An Attention-Assisted Multi-Modal Data Fusion Model for Real-Time Estimation of Underwater Sound Velocity
Pengfei Wu, Wei Huang, Yujie Shi, Hao Zhang

TL;DR
This paper introduces a novel attention-assisted multimodal neural network for real-time underwater sound velocity estimation, reducing reliance on on-site data collection and improving accuracy and robustness.
Contribution
The paper presents a self-attention embedded CNN model that fuses remote sensing and historical data for accurate, real-time underwater sound velocity profile estimation.
Findings
Lower RMSE compared to existing methods
Stronger robustness in diverse conditions
Effective fusion of remote sensing and historical data
Abstract
The estimation of underwater sound velocity distribution serves as a critical basis for facilitating effective underwater communication and precise positioning, given that variations in sound velocity influence the path of signal transmission.

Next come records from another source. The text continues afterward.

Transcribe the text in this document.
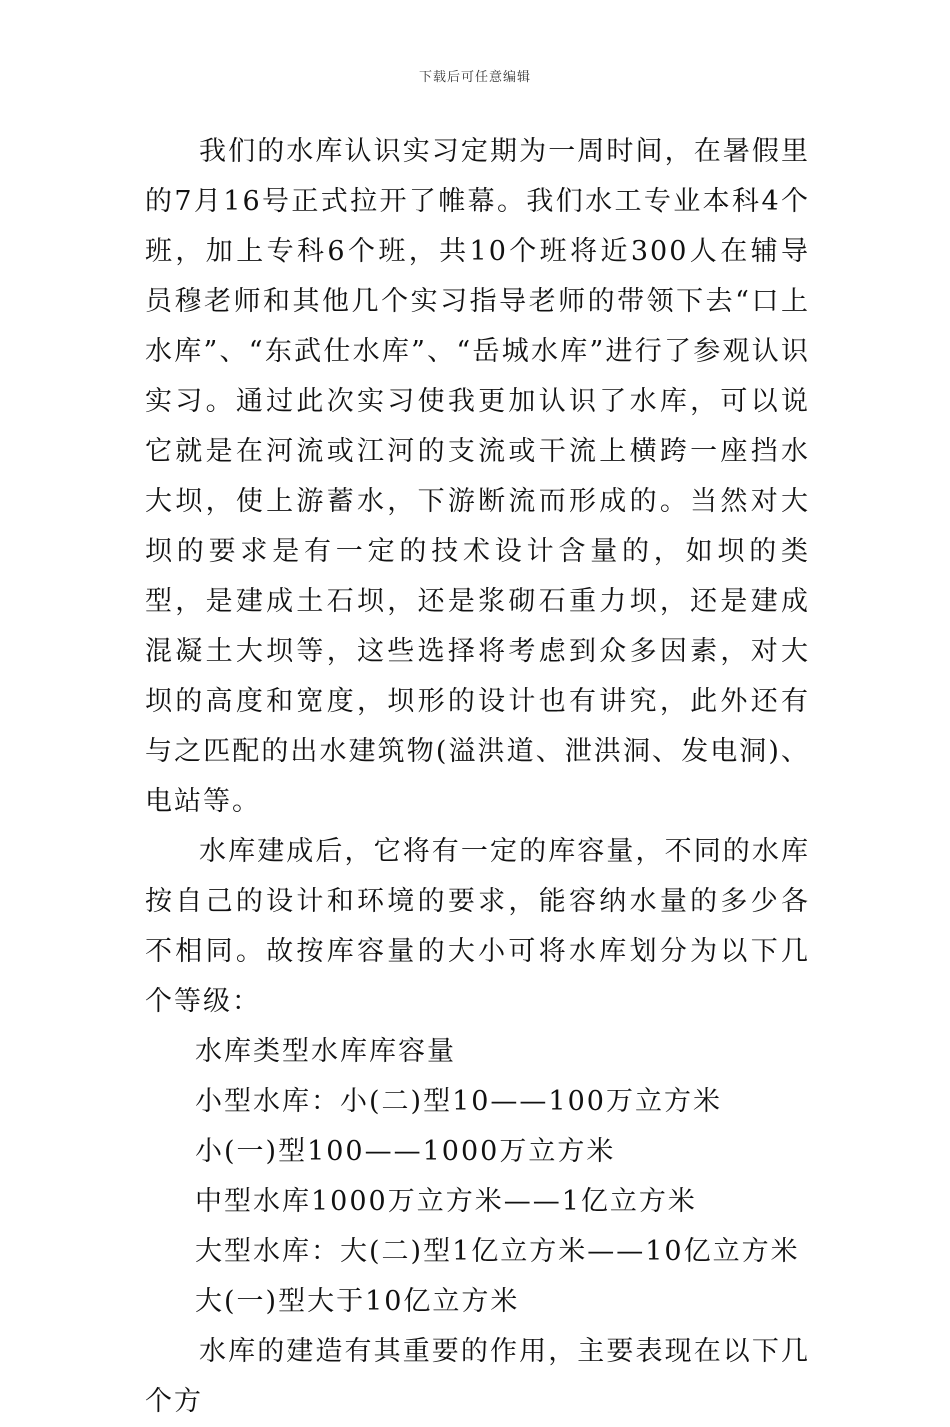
下载后可任意编辑

我们的水库认识实习定期为一周时间，在暑假里的7月16号正式拉开了帷幕。我们水工专业本科4个班，加上专科6个班，共10个班将近300人在辅导员穆老师和其他几个实习指导老师的带领下去“口上水库”、“东武仕水库”、“岳城水库”进行了参观认识实习。通过此次实习使我更加认识了水库，可以说它就是在河流或江河的支流或干流上横跨一座挡水大坝，使上游蓄水，下游断流而形成的。当然对大坝的要求是有一定的技术设计含量的，如坝的类型，是建成土石坝，还是浆砌石重力坝，还是建成混凝土大坝等，这些选择将考虑到众多因素，对大坝的高度和宽度，坝形的设计也有讲究，此外还有与之匹配的出水建筑物(溢洪道、泄洪洞、发电洞)、电站等。

水库建成后，它将有一定的库容量，不同的水库按自己的设计和环境的要求，能容纳水量的多少各不相同。故按库容量的大小可将水库划分为以下几个等级：

水库类型水库库容量

小型水库：小(二)型10——100万立方米

小(一)型100——1000万立方米

中型水库1000万立方米——1亿立方米

大型水库：大(二)型1亿立方米——10亿立方米

大(一)型大于10亿立方米

水库的建造有其重要的作用，主要表现在以下几个方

Conventional techniques for the direct measurement of sound velocity, as well as methods that involve the inversion of sound velocity utilizing acoustic field data, necessitate on--site data collection. This requirement not only places high demands on device deployment, but also presents challenges in achieving real-time estimation of sound velocity distribution. In order to construct a real-time sound velocity field and eliminate the need for underwater onsite data measurement operations, we propose a self-attention embedded multimodal data fusion convolutional neural network (SA-MDF-CNN) for real-time underwater sound speed profile (SSP)…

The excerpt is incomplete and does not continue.